With age and sun damage, multiple changes occur throughout the different layers of the skin. The epidermis can develop textural and pigment irregularities. The result is superficial actinic keratosis, superficial dyschromias and fine wrinkling. Photoaging causes the dermis to become thickened with elastosis and accumulation of amorphous ground substance. The collagen bundles become fragmented and irregularly aligned. The result is deep pigment irregularities associated with deep wrinkling. These skin changes are ideal to treat by exfoliation. By removing the damaged layers of the skin, new healthy skin is allowed to regenerate with reorganization of the underlying collagen matrix. Ideally, this results in uniform skin texture and quality and decreased wrinkling.

The CPG with untrapulse C02 laser provides more controlled precise and selective means of tissue exfoliation with more reliable and improved results. The histological depths of exfoliation is proportional to erythema and rhytid resolution. Minimal treatment means


Fig. 18 – 18. Illustrations of the layers of the skin showing the colour effects and the exfoliation depth by repeated passes.

minimal improvement and rapid healing, while excessive treatment means delayed healing, prolonged erythema, dyschromia and scarring. The exfoliation depths differ according to the types of laser being used (Sharplan, Luxor, Coherent) and according to the number of laser passes in each sitting. (Fig. 18 – 18)
For example:

  • Luxon nova scan, 6 watts, 2 passes = exfoliation
    depths of 100 µm
  • Shaplan silk touch (18mm spot, 20 watts, 2 passes) = exfoliation depths of 160µm.

The exfoliation depths at the first pass is about 50-80µm according to the type of laser being used. Each single laser pass causes exfoliation and thermal damage (coagulative necrosis). By repeated passes one sees less tissue exfoliation and an increasing amount of thermal damage.

The average exfoliation with the first pass in depths of 70µm (50-80 µm), while the average of thermal coagulation is 20µm. A second pass increases exfoliation by 20µm, while the zone of thermal coagulation increased to 65µm.

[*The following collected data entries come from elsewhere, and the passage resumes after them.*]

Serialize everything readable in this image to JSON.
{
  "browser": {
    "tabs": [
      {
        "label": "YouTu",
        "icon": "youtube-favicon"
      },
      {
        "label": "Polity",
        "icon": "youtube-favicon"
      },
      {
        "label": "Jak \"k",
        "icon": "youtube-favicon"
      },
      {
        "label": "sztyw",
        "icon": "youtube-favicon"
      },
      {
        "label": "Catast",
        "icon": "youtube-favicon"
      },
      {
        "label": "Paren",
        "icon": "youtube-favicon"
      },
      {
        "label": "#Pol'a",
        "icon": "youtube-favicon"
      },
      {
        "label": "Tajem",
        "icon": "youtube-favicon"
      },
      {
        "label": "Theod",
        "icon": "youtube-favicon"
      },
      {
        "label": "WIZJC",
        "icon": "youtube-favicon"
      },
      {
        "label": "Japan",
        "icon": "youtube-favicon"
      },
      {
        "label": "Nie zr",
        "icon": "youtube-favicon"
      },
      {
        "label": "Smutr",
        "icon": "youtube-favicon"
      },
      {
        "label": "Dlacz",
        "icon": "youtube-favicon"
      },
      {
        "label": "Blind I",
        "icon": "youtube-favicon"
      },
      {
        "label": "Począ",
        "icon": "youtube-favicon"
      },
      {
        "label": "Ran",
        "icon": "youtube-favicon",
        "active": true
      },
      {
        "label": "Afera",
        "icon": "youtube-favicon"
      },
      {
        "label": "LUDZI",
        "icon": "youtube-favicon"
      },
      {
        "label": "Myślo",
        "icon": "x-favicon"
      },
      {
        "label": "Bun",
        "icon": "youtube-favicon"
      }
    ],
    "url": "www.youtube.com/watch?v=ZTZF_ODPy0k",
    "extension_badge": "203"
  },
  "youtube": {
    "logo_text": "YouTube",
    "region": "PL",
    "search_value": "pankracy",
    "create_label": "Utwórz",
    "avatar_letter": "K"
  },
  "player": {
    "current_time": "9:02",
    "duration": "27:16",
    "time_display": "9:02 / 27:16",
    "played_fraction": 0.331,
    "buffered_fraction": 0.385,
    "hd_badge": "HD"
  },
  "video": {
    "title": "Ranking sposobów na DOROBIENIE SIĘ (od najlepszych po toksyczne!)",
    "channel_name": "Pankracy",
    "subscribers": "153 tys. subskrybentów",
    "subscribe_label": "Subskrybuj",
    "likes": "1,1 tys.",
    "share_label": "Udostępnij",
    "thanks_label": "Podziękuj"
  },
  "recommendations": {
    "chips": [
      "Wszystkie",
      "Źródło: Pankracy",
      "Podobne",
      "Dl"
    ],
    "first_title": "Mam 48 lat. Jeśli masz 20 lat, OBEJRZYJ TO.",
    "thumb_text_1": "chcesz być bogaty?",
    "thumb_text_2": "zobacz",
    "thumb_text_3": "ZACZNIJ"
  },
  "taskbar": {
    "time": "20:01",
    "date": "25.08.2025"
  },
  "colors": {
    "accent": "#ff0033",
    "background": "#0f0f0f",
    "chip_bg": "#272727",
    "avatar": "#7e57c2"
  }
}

The third pass increases exfoliation by 10µm with the zone of coagulation up to 145µm.

The rhytid resolution needs at least an exfoliation depth of 100µm. and an increase in exfoliation depth requires more passes which will lead to prolonged post laser erythema and possible dyschromia.

The post laser biopsy changes resembling that of young patients:

  • Collagen contraction: This is not achieved by chemical peel or dermabrasion.
  • Increase compaction of collagen fibres in the upper papillary dermis.
  • Re-aligment of collagen fibres more parallel to the surface.
  • Re-aligment of elastin fibres parallel to the surface.

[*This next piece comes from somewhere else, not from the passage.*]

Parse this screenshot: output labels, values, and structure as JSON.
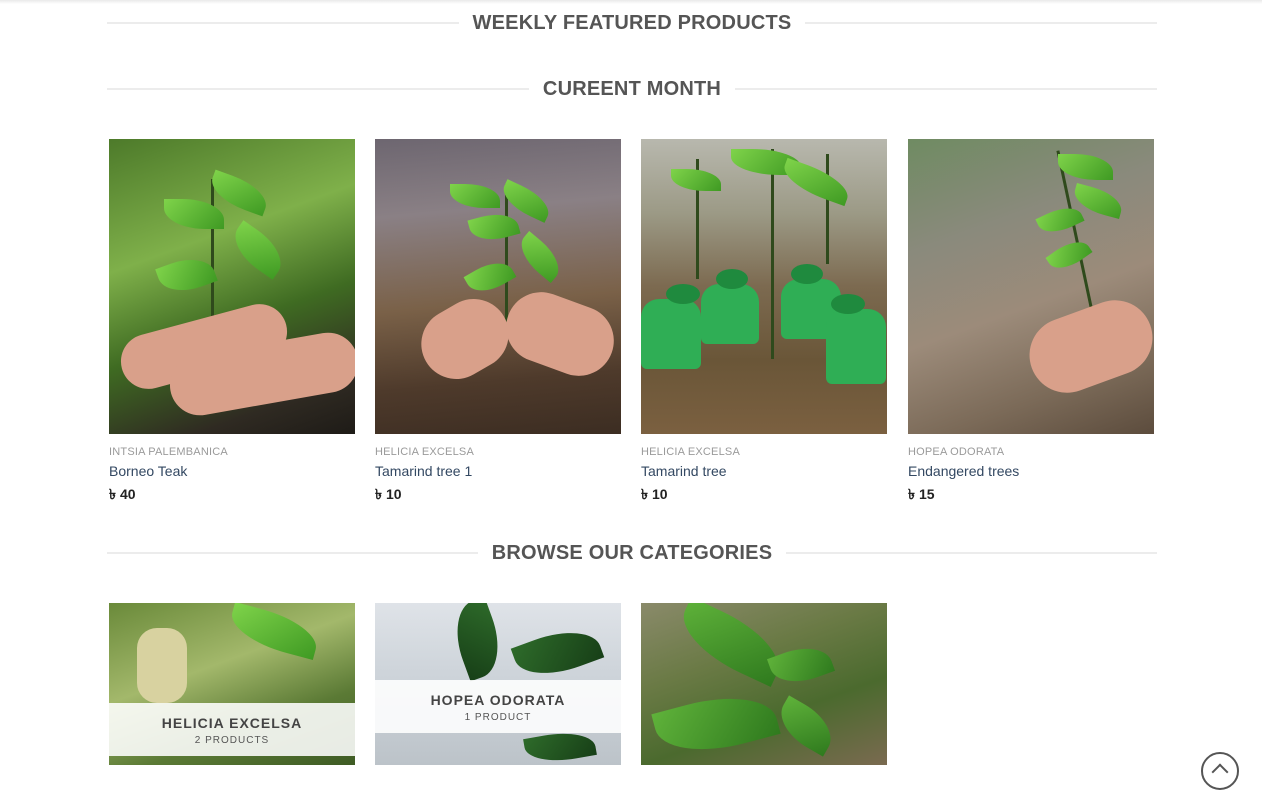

The collagen fibre shrinks to approximately one third of the original length with the thermal energy causing tightening of the skin.
The knowledge of the settings of the laser to be used and the depth of exfoliation is vital to avoid injury to adnexal structure and hyperthropic scars:

  • Pink colour indicates epidermal level.
  • Greyish colour indicates upper papillary dermis.
  • Chamois yellow indicates deeper papillary dermis.

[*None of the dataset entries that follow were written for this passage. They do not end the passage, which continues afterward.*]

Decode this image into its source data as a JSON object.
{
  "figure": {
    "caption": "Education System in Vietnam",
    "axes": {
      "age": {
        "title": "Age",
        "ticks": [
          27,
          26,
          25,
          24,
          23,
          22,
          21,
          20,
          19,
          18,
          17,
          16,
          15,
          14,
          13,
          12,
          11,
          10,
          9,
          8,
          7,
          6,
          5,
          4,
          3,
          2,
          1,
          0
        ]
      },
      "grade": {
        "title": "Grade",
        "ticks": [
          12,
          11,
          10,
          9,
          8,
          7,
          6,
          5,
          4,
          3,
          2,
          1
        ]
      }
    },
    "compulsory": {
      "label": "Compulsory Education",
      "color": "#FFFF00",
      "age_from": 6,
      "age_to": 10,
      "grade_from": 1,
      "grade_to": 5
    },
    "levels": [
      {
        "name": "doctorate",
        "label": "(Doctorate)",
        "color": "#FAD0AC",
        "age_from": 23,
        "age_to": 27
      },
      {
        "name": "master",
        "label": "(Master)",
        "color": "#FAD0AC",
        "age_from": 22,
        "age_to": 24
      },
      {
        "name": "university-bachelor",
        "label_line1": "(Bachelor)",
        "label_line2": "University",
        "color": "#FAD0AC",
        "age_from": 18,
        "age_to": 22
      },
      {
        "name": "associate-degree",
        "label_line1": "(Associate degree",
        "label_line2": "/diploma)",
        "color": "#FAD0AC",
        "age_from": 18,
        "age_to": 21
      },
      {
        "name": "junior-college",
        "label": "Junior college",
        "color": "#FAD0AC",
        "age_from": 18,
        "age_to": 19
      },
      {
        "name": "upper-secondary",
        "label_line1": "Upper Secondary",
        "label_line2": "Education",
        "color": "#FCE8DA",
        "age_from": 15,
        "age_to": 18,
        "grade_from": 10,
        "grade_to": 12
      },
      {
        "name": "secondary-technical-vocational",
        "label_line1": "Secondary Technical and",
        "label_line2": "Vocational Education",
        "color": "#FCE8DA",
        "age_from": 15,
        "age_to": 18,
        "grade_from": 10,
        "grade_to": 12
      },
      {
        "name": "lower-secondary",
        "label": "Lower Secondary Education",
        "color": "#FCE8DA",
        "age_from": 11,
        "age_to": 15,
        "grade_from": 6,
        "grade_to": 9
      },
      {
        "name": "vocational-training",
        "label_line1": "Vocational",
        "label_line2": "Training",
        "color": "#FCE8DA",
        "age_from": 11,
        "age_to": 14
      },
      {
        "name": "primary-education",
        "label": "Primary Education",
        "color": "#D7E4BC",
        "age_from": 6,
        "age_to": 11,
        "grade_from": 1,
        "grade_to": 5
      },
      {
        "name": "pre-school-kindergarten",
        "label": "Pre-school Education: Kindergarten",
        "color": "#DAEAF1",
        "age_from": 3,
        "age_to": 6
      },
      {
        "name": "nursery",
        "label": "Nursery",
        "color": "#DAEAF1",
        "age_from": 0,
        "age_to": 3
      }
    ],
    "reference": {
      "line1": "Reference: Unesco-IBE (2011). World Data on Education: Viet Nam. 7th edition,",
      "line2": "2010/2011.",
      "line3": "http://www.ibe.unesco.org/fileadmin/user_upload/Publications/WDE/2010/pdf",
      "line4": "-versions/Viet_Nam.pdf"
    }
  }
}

Thin epidermic regions should be dealt with severe caution, danger areas are:

  • Turning edge of the mandible
  • Eyelids
  • Lateral temporal region
  • Nasal malar junction Vermillion border
  • Neck, chest and back

Preoperative evaluation:
Clinical evaluation:

  • Rhytids: fine or deep
  • Actinic keratosis, solar keratoses
  • Dyschromia, solar lentigos, freckles
  • Acne scars
  • Traumatic scars
  • Smallpox, warts

Classification of patient skin type:
Type I –   Light skin:
Red hair
Blue or green eyes

Type II –  Light skin:
Blond hair
Blue eyes

Type III – Medium skin:
Brown hair and eyes

Type IV – Medium to dark skin:
Brown to black hair and eyes

Type V –  Dark skin :
Black hair and eyes

Type VI – Black skin:
Black hair and eyes

Most importantly, that patients with skin type III, V, or VI have a tendency to hyperpigmentation which could be temporary or permanent. Special selection, preoperative preparation and long postoperative care is mandatory in these patients.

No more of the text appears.